Now when you run these through Samurai(I havent used TDA myself), it will highlight these in Red colour so you can quickly click on it and get to the lines showing issues.
现在,当您通过Samurai运行这些(我自己没有使用 TDA)时,它会以红色突出显示这些,因此您可以快速单击它并到达显示问题的行。
See an example of this here. Look at the Samurai output image in that link. The Green cells are fine. Red and Grey cells need looking at.
请参阅此处的示例。查看该链接中的 Samurai 输出图像。绿色单元格很好。
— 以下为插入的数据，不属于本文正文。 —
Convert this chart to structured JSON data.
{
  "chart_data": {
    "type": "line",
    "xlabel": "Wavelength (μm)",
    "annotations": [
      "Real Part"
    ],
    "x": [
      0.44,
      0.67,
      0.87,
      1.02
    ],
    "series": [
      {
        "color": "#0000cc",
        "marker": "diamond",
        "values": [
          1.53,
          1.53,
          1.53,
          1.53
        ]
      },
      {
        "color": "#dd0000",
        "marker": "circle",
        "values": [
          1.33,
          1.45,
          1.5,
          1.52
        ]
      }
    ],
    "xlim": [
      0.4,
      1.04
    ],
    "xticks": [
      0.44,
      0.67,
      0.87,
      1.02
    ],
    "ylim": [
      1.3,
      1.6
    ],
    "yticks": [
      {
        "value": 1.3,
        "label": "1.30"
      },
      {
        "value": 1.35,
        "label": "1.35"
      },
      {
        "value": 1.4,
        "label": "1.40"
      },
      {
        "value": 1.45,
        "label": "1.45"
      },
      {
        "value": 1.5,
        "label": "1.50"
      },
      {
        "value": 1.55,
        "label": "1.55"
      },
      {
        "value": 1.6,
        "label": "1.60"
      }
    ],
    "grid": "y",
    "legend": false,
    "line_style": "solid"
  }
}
需要查看红色和灰色单元格。
A Samurai example from my own web app below shows a stuck sequence for Thread'19' across a span of 5 - 10 seconds
下面来自我自己的 Web 应用程序的 Samurai 示例显示了 Thread'19' 在 5 到 10 秒的跨度内的卡住序列
> Thread dump 2/3 "[ACTIVE] ExecuteThread: '19' for queue:
> 'weblogic.kernel.Default
> (self-tuning)'" daemon prio=7
> tid=07b06000 nid=108 lwp_id=222813
> waiting for monitor entry
> [2aa40000..2aa40b30]
> java.lang.Thread.State: BLOCKED (on
> object monitor) at
> com.bea.p13n.util.lease.JDBCLeaseManager.renewLease(JDBCLeaseManager.java:393)
> - waiting to lock <735e9f88> (a com.bea.p13n.util.lease.JDBCLeaseManager)
> at
> com.bea.p13n.util.lease.Lease$LeaseTimer.timerExpired(Lease.java:229)
...
...
> Thread dump 3/3 "[ACTIVE]
> ExecuteThread: '19' for queue:
> 'weblogic.kernel.Default
> (self-tuning)'" daemon prio=7
> tid=07b06000 nid=108 lwp_id=222813
> waiting for monitor entry
> [2aa40000..2aa40b30]
> java.lang.Thread.State: BLOCKED (on
> object monitor) at
> com.bea.p13n.util.lease.JDBCLeaseManager.renewLease(JDBCLeaseManager.java:393)
> - waiting to lock <735e9f88> (a com.bea.p13n.util.lease.JDBCLeaseManager)
> at
> com.bea.p13n.util.lease.Lease$LeaseTimer.timerExpired(Lease.java:229)
update
更新
I recently used the Java Thread Dump Analyzermentioned in this answerand it's been very useful for Tomcat as opposed to Samurai
我最近使用了这个答案中提到的Java Thread Dump Analyzer,它对 Tomcat 非常有用,而不是 Samurai
回答by Michael Borgwardt
I'm not sure if I should be looking at threads that are currently in "runnable" state only or if "waiting on condition" and "in Object.wait" are also important.
我不确定我是否应该只查看当前处于“可运行”状态的线程,或者“等待条件”和“在 Object.wait”中是否也很重要。
The latter two are actually thethings to look for when diagnosing a deadlock, as you seem to be doing. "Runnable" means the thread is doing something right now (or waiting to get the CPU). "blocked" and "waiting" is what deadlocks are made of.
后两者实际上是诊断死锁时要寻找的东西,正如您所做的那样。“Runnable”意味着线程现在正在做某事(或等待获取 CPU)。“阻塞”和“等待”是死锁的组成部分。
Of course, an application container will have plenty of threads waiting legitimately. To filter out the interesting cases, look at the stack trace. If it's framework classes (and especially ones called "Worker" or "Queue") it's probably OK. If it's application code, you should look at it more closely.
当然,应用程序容器将有大量线程合法地等待。要过滤掉有趣的情况,请查看堆栈跟踪。如果它是框架类(尤其是称为“Worker”或“Queue”的类),那可能没问题。如果是应用程序代码,您应该更仔细地查看它。
回答by mchr
I know this is an old question but I just wrote a tool to help make long thread dumps more readable.
我知道这是一个老问题,但我只是写了一个工具来帮助使长线程转储更具可读性。
Java Thread Dump Analysis Tool
This tool groups threads together which have the same stack trace and allows you to only show threads which are in particular states (e.g. RUNNABLE or BLOCKED).
该工具将具有相同堆栈跟踪的线程组合在一起,并允许您仅显示处于特定状态(例如 RUNNABLE 或 BLOCKED)的线程。
This makes it a bit quicker to find the interesting threads amongst the tens or hundreds of JBoss threads which spend most of their time waiting for work at the same place in the code and therefore all have the same stack trace.
这使得在数十或数百个 JBoss 线程中找到有趣的线程变得更快一点,这些线程大部分时间都在代码中的同一位置等待工作,因此都具有相同的堆栈跟踪。